Seanad debates

Tuesday, 6 March 2007

2:30 pm

Photo of David NorrisDavid Norris (Independent)

I appreciate that and would not like to overstep the mark. This is the fifth anniversary of a remarkable and immensely moving letter, which we read with great interest, from a woman who had been told that she was carrying a 16 week old foetus with a severe chromosomal abnormality incompatible with life. The trauma of that news was exacerbated by the fact that she was forced to carry it to term by the State. She had two other small children and was expected to carry this trauma and all the difficulties this entailed for the other siblings.

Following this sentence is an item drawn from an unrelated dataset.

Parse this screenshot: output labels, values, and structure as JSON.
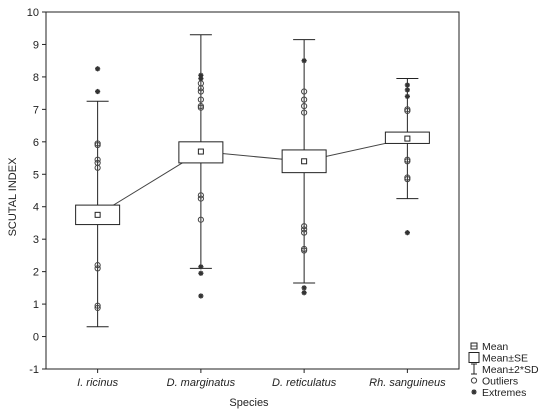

She did not advocate what she called "social abortion" but stated:

I am angry that men I do not know and who don't know me ... have decided that my body is their demesne; that they have the right to decide how my family will cope with this very real tragedy; that, regardless of the emotional and physical distress for us, I must do what they want; that their bigoted will rules my body.

She challenged this Oireachtas that it has a responsibility to bite the bullet and legislate in this limited area in light of a series of court judgments. The Seanad, as part of the Oireachtas, is constantly castigated for not living up to its responsibilities. The same occurred with the domestic partnership Bill recently. There was a charade whereby it was to be amended in six months, even though we are well aware the Government will be gone by then. As far as I am concerned, it cannot be gone soon enough. Let the general election roll on and I hope, for the sake of the country, that we at last get a Government that will not suffer from the indecision and dithering on these important issues displayed by the present Government.